Teachman tied for 5th; Lady Tigers golfers 7th
FRANKLIN, T enn . — For all her dramatics on the first day of the NCAA Division I Women’s Golf Championship — dramatics that included a pair of eagles on the front nine at the Vanderbilt Legends Club — it was a 25-foot putt for bogey after hitting in the water on the 17th hole that elicited the biggest response from LSU senior Tessa Teachman.
“I’m pretty proud of that bogey,” Teachman said with a genuine smile on her face and an ice bag wrapped tightly around her right wrist after her team-best 3-under 69 Tuesday. She is tied for fifth place.
Teachman’s day encapsulated the first round for the No. 5-ranked Lady Tigers, a round that saw them bolt to the lead with front-nine pyrotechnics only to limp in with a little tape to help them hold things together.
It was a day filled with dramatic scoring swings for many teams, and LSU was no different.
The Lady Tigers went from five back of Virginia to five in front after a Cavalier player was disqualified for signing an incorrect scorecard to seven back of Alabama at the end of the day with a 5-over 293 that left LSU in a tie for seventh with Purdue.
“I’m exhausted,” Teachman said.
Experience has taught LSU coach Karen Bahnsen — the program’s first signee and a competitor on its first NCAA tournament team in 1982 — to focus on the big picture.
“It’s a four-day tournament,” said Bahnsen, LSU’s coach for 28 seasons. “We gave away a few strokes at the end that we didn’t need to, but seven shots is nothing in team golf. That’s one or two holes.”
Teachman turned in 5-under 31, opening her front nine by holing out a wedge from 117 yards on the par-4 first hole and closing it by reaching the par-5 ninth in two and draining the putt.
“The back nine was more of a struggle,” said Teachman, who aggravated an old wrist injury on the 12th hole. “I sort of lost my tempo and got fatigued.”
Still, the former University High standout is tied for fifth after shooting what ties for the fourth-lowest NCAA Championship round in program history.
Freshman Madeline Sagstrom made an impressive NCAA debut with a 2-under 70 despite complaining of trouble with the Legend Club’s increasingly harder and faster greens, which were converted from bent grass to a hybrid strain of Bermuda in August.

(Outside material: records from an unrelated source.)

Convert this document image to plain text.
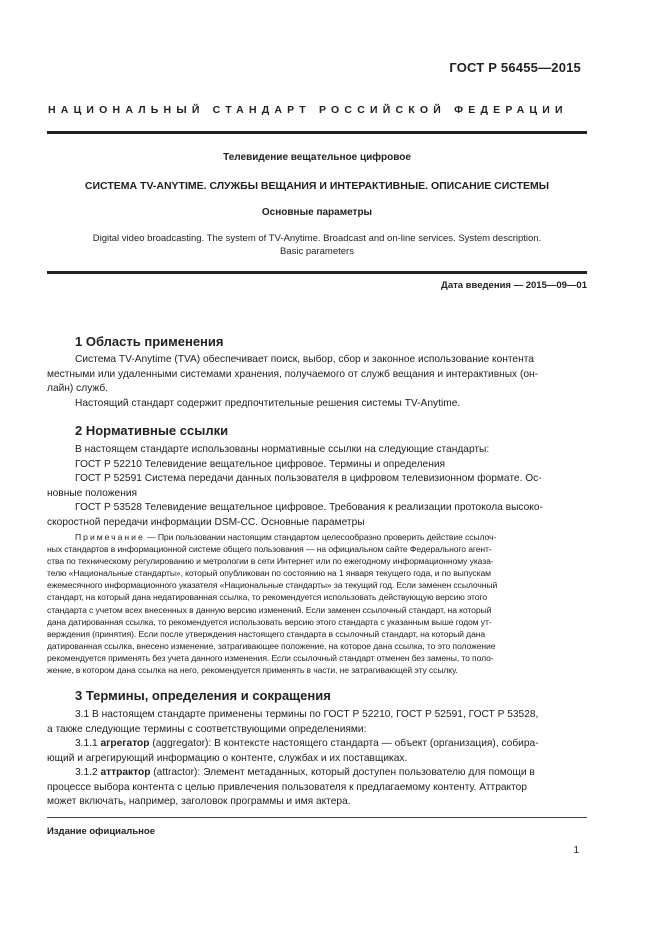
ГОСТ Р 56455—2015
НАЦИОНАЛЬНЫЙ СТАНДАРТ РОССИЙСКОЙ ФЕДЕРАЦИИ
Телевидение вещательное цифровое
СИСТЕМА TV-ANYTIME. СЛУЖБЫ ВЕЩАНИЯ И ИНТЕРАКТИВНЫЕ. ОПИСАНИЕ СИСТЕМЫ
Основные параметры
Digital video broadcasting. The system of TV-Anytime. Broadcast and on-line services. System description.
Basic parameters
Дата введения — 2015—09—01
1 Область применения
Система TV-Anytime (TVA) обеспечивает поиск, выбор, сбор и законное использование контента
местными или удаленными системами хранения, получаемого от служб вещания и интерактивных (он-
лайн) служб.
Настоящий стандарт содержит предпочтительные решения системы TV-Anytime.
2 Нормативные ссылки
В настоящем стандарте использованы нормативные ссылки на следующие стандарты:
ГОСТ Р 52210 Телевидение вещательное цифровое. Термины и определения
ГОСТ Р 52591 Система передачи данных пользователя в цифровом телевизионном формате. Ос-
новные положения
ГОСТ Р 53528 Телевидение вещательное цифровое. Требования к реализации протокола высоко-
скоростной передачи информации DSM-CC. Основные параметры
Примечание — При пользовании настоящим стандартом целесообразно проверить действие ссылоч-
ных стандартов в информационной системе общего пользования — на официальном сайте Федерального агент-
ства по техническому регулированию и метрологии в сети Интернет или по ежегодному информационному указа-
телю «Национальные стандарты», который опубликован по состоянию на 1 января текущего года, и по выпускам
ежемесячного информационного указателя «Национальные стандарты» за текущий год. Если заменен ссылочный
стандарт, на который дана недатированная ссылка, то рекомендуется использовать действующую версию этого
стандарта с учетом всех внесенных в данную версию изменений. Если заменен ссылочный стандарт, на который
дана датированная ссылка, то рекомендуется использовать версию этого стандарта с указанным выше годом ут-
верждения (принятия). Если после утверждения настоящего стандарта в ссылочный стандарт, на который дана
датированная ссылка, внесено изменение, затрагивающее положение, на которое дана ссылка, то это положение
рекомендуется применять без учета данного изменения. Если ссылочный стандарт отменен без замены, то поло-
жение, в котором дана ссылка на него, рекомендуется применять в части, не затрагивающей эту ссылку.
3 Термины, определения и сокращения
3.1 В настоящем стандарте применены термины по ГОСТ Р 52210, ГОСТ Р 52591, ГОСТ Р 53528,
а также следующие термины с соответствующими определениями:
3.1.1 агрегатор (aggregator): В контексте настоящего стандарта — объект (организация), собира-
ющий и агрегирующий информацию о контенте, службах и их поставщиках.
3.1.2 аттрактор (attractor): Элемент метаданных, который доступен пользователю для помощи в
процессе выбора контента с целью привлечения пользователя к предлагаемому контенту. Аттрактор
может включать, например, заголовок программы и имя актера.
Издание официальное
1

Sophomore Lindsey Gahm, a former Indiana transfer also playing in her first NCAA tournament, shot a 76. Jacqueline Hedwall fought a losing battle with the greens, requiring 41 putts to get home in a round of 83 that tied the highest score turned in Tuesday.
Meanwhile, defending champion Austin Ernst got off to a rocky start as well. The LSU sophomore’s drive leaked right into the lake that stalks the fairway on the par-5 18th. She then compounded the damage by three-putting for a double bogey that left her at 6-over 78.
“She didn’t make any putts today,” Bahnsen said. “She definitely felt some pressure. As we know, she shot a 77 last year and came back with a couple of 66s. All this (round) did was make her mad.”
Virginia had reason to be mad after losing the team lead when sophomore Elizabeth Brightwell signed for a 71 that was actually a 72.
By rule, Brightwell was disqualified from the individual competition, although her score can still count toward the Cavaliers’ team total the rest of the tournament.
If Brightwell had signed for a 72, Virginia would have had the team lead at 5-under 283. As it was the Cavaliers had to count a 77 from Briana Mao, a score that virtually offset the tournament-leading 66 shot by Virginia’s Portland Rosen.
Rosen was the first player to tee off Tuesday morning and her score held up all day. She has a one-stroke lead over Purdue’s Laura Gonzalez and a two-stroke lead over Alabama’s Brooke Pancake and Catherine O’Donnell of North Carolina.
“I feel bad for Elizabeth and bad for the team,” UVA coach Kim Lewellen said. “We just have to go out there and keep playing.”
The disqualification put Virginia at even par 288, two strokes back of Alabama.
“I feel bad for” Virginia, said Alabama coach Mic Potter. “They’re a great group of kids. As a coach, you’re scared to death when they walk out of that scorer’s tent.”
Alabama teed off on the 10th hole and finished on the easier front nine, something LSU hopes will work to its advantage in Wednesday’s second round.
“I like to hunt,” Sagstrom said. “It’s easier to hunt than to be chased. It makes us want it even more.”